Vizinhos chegam a tempo de impedir o filho de atacar o cadáver. Yaqub envia para o enterro uma coroa de flores e um epitáfio: “Saudades do meu pai, que mesmo à distância sempre esteve presente”. Zana, pela primeira vez, trata Omar com dureza e o repreende severamente.
 

PROJETO FRACASSADO 
Omar passa a trazer para casa um indiano chamado Rochiram, que pretende construir um hotel em Manaus. Zana vê aí a possibilidade de reconciliar os 2 irmãos
. O Caçula prevê as intenções da mãe e tenta esconder inutilmente o indiano. Por carta, Zana chama Yaqub, que, após algum tempo, aparece secretamente em Manaus e se hospeda num hotel isolado. Está associado a Rochiram. Numa manhã, Yaqub surge na casa e deita-se na rede, chamando Domingas para sentar-se a seu lado. Nesse instante, Omar irrompe na varanda e agride brutalmente o irmão indefeso. Rasga também seus projetos para a construção do hotel. Os planos de Zana vão por água abaixo: Yaqub tentara trair o irmão, que descobrira tudo e o teria matado se não fosse a interferência de Nael e dos vizinhos.

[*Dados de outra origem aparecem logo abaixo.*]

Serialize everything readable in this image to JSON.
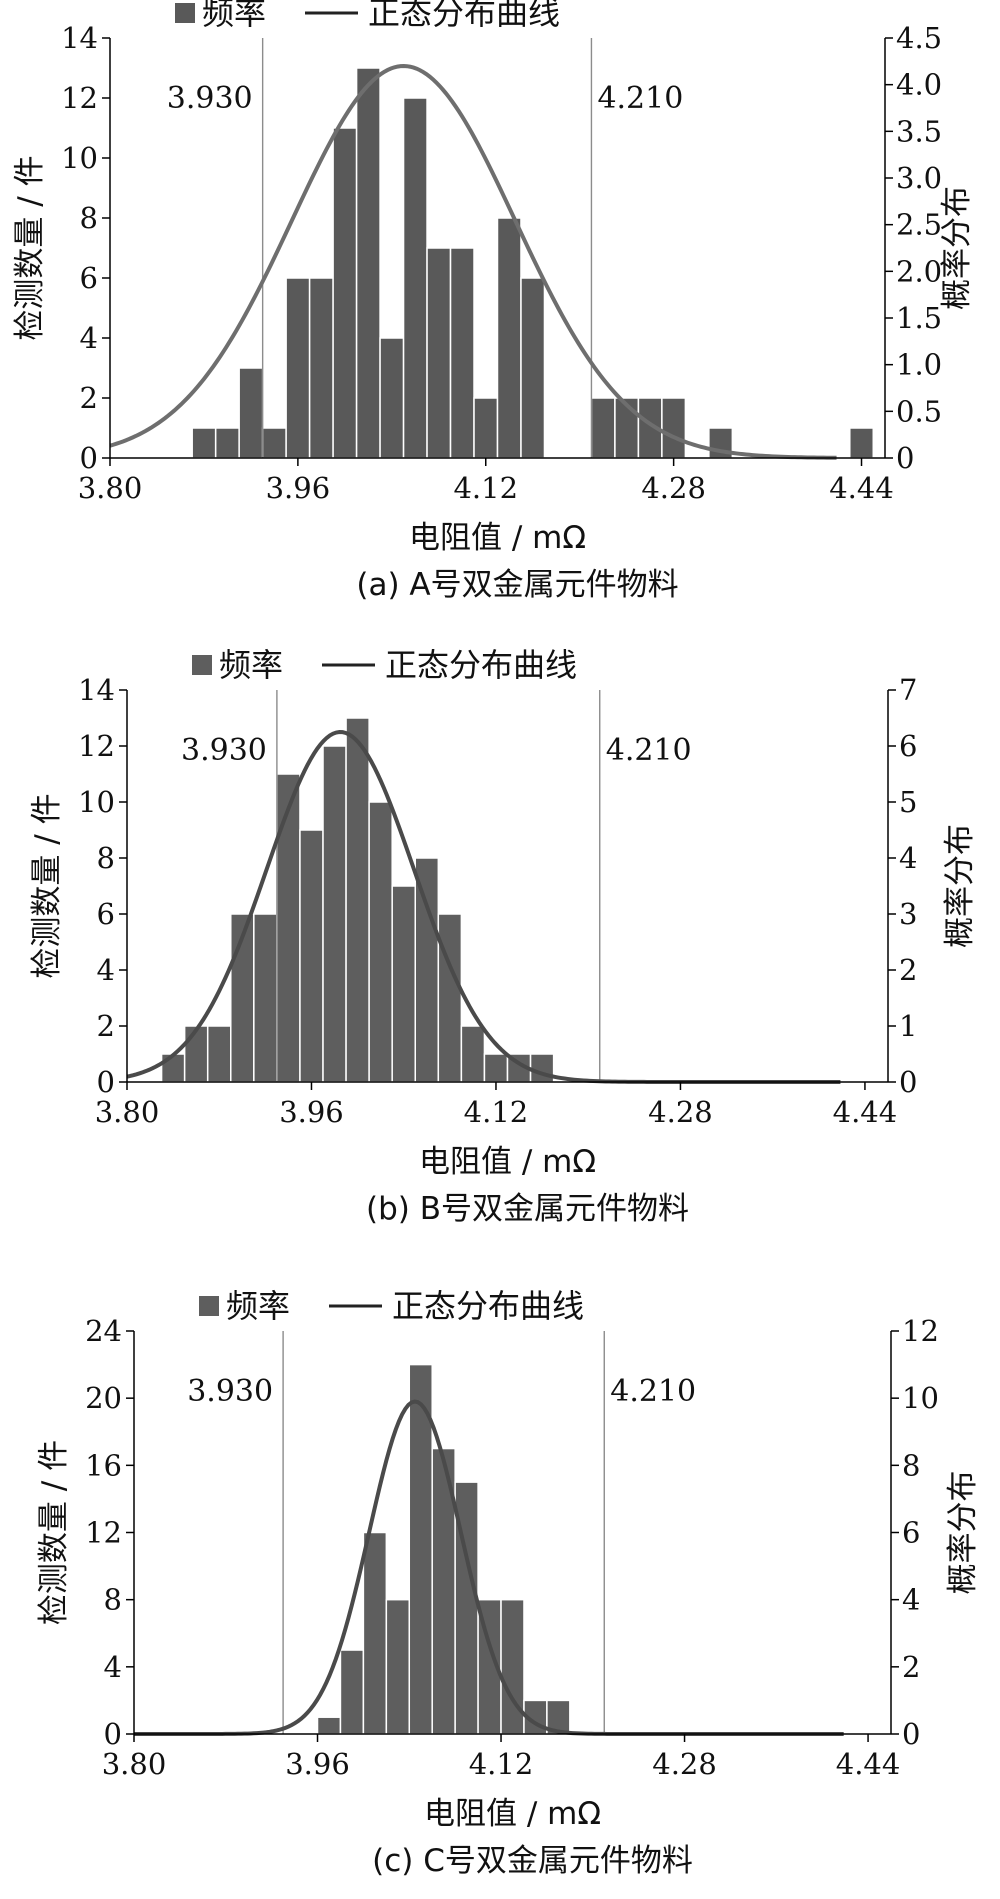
{
  "legend": {
    "bar_label": "频率",
    "line_label": "正态分布曲线"
  },
  "chart_data": [
    {
      "type": "bar",
      "caption": "(a)  A号双金属元件物料",
      "xlabel": "电阻值 / mΩ",
      "ylabel_left": "检测数量 / 件",
      "ylabel_right": "概率分布",
      "xlim": [
        3.8,
        4.46
      ],
      "x_ticks": [
        "3.80",
        "3.96",
        "4.12",
        "4.28",
        "4.44"
      ],
      "ylim_left": [
        0,
        14
      ],
      "y_ticks_left": [
        "0",
        "2",
        "4",
        "6",
        "8",
        "10",
        "12",
        "14"
      ],
      "ylim_right": [
        0,
        4.5
      ],
      "y_ticks_right": [
        "0",
        "0.5",
        "1.0",
        "1.5",
        "2.0",
        "2.5",
        "3.0",
        "3.5",
        "4.0",
        "4.5"
      ],
      "spec_lines": [
        {
          "x": 3.93,
          "label": "3.930"
        },
        {
          "x": 4.21,
          "label": "4.210"
        }
      ],
      "bin_width": 0.02,
      "bin_starts": [
        3.87,
        3.89,
        3.91,
        3.93,
        3.95,
        3.97,
        3.99,
        4.01,
        4.03,
        4.05,
        4.07,
        4.09,
        4.11,
        4.13,
        4.15,
        4.17,
        4.19,
        4.21,
        4.23,
        4.25,
        4.27,
        4.29,
        4.31,
        4.33,
        4.35,
        4.37,
        4.39,
        4.41,
        4.43
      ],
      "counts": [
        1,
        1,
        3,
        1,
        6,
        6,
        11,
        13,
        4,
        12,
        7,
        7,
        2,
        8,
        6,
        0,
        0,
        2,
        2,
        2,
        2,
        0,
        1,
        0,
        0,
        0,
        0,
        0,
        1
      ],
      "series": [
        {
          "name": "频率",
          "kind": "bar"
        },
        {
          "name": "正态分布曲线",
          "kind": "line",
          "mean": 4.05,
          "sd": 0.095,
          "peak": 4.2
        }
      ],
      "colors": {
        "bar": "#595959",
        "curve": "#6e6e6e",
        "spec": "#8c8c8c"
      }
    },
    {
      "type": "bar",
      "caption": "(b)  B号双金属元件物料",
      "xlabel": "电阻值 / mΩ",
      "ylabel_left": "检测数量 / 件",
      "ylabel_right": "概率分布",
      "xlim": [
        3.8,
        4.46
      ],
      "x_ticks": [
        "3.80",
        "3.96",
        "4.12",
        "4.28",
        "4.44"
      ],
      "ylim_left": [
        0,
        14
      ],
      "y_ticks_left": [
        "0",
        "2",
        "4",
        "6",
        "8",
        "10",
        "12",
        "14"
      ],
      "ylim_right": [
        0,
        7
      ],
      "y_ticks_right": [
        "0",
        "1",
        "2",
        "3",
        "4",
        "5",
        "6",
        "7"
      ],
      "spec_lines": [
        {
          "x": 3.93,
          "label": "3.930"
        },
        {
          "x": 4.21,
          "label": "4.210"
        }
      ],
      "bin_width": 0.02,
      "bin_starts": [
        3.83,
        3.85,
        3.87,
        3.89,
        3.91,
        3.93,
        3.95,
        3.97,
        3.99,
        4.01,
        4.03,
        4.05,
        4.07,
        4.09,
        4.11,
        4.13,
        4.15
      ],
      "counts": [
        1,
        2,
        2,
        6,
        6,
        11,
        9,
        12,
        13,
        10,
        7,
        8,
        6,
        2,
        1,
        1,
        1
      ],
      "series": [
        {
          "name": "频率",
          "kind": "bar"
        },
        {
          "name": "正态分布曲线",
          "kind": "line",
          "mean": 3.985,
          "sd": 0.064,
          "peak": 6.25
        }
      ],
      "colors": {
        "bar": "#5e5e5e",
        "curve": "#4a4a4a",
        "spec": "#8c8c8c"
      }
    },
    {
      "type": "bar",
      "caption": "(c)  C号双金属元件物料",
      "xlabel": "电阻值 / mΩ",
      "ylabel_left": "检测数量 / 件",
      "ylabel_right": "概率分布",
      "xlim": [
        3.8,
        4.46
      ],
      "x_ticks": [
        "3.80",
        "3.96",
        "4.12",
        "4.28",
        "4.44"
      ],
      "ylim_left": [
        0,
        24
      ],
      "y_ticks_left": [
        "0",
        "4",
        "8",
        "12",
        "16",
        "20",
        "24"
      ],
      "ylim_right": [
        0,
        12
      ],
      "y_ticks_right": [
        "0",
        "2",
        "4",
        "6",
        "8",
        "10",
        "12"
      ],
      "spec_lines": [
        {
          "x": 3.93,
          "label": "3.930"
        },
        {
          "x": 4.21,
          "label": "4.210"
        }
      ],
      "bin_width": 0.02,
      "bin_starts": [
        3.96,
        3.98,
        4.0,
        4.02,
        4.04,
        4.06,
        4.08,
        4.1,
        4.12,
        4.14,
        4.16
      ],
      "counts": [
        1,
        5,
        12,
        8,
        22,
        17,
        15,
        8,
        8,
        2,
        2
      ],
      "series": [
        {
          "name": "频率",
          "kind": "bar"
        },
        {
          "name": "正态分布曲线",
          "kind": "line",
          "mean": 4.045,
          "sd": 0.04,
          "peak": 9.9
        }
      ],
      "colors": {
        "bar": "#5e5e5e",
        "curve": "#4a4a4a",
        "spec": "#8c8c8c"
      }
    }
  ]
}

Para piorar a situação, o fracasso do projeto resulta em gigantesca dívida com o empresário indiano. Pouco tempo após o conflito, Domingas fica doente e morre. Antes, revelara ao filho que, no passado, fora estuprada por Omar.

Rânia prepara um bangalô para levar a mãe, que resiste a abandonar o velho lar. Um dia, Rochiram aparece e pede a casa como forma de acerto da dívida. A sugestão viera de Yaqub. Omar torna-se um foragido, porque a agressão fora denunciada pelo irmão à polícia. Nesse tempo, ocorre a morte de Zana. Uma pequena parte da casa, nos fundos, torna-se posse de Nael. “Tua herança”, afirma-lhe Rânia.

Numa tarde, Omar aparece diante de Rânia. A irmã não tem tempo de falar com ele, já que policiais estavam à espreita e o capturam, depois de agredi-lo.

O narrador cita rapidamente a morte de Yaqub. Omar sai da cadeia pouco antes de cumprir sua pena. Na última cena do romance
, chove torrencialmente e o Caçula aparece diante do narrador. Olha fixamente para Nael, parece estar a um passo de pedir perdão, mas recua e parte lentamente.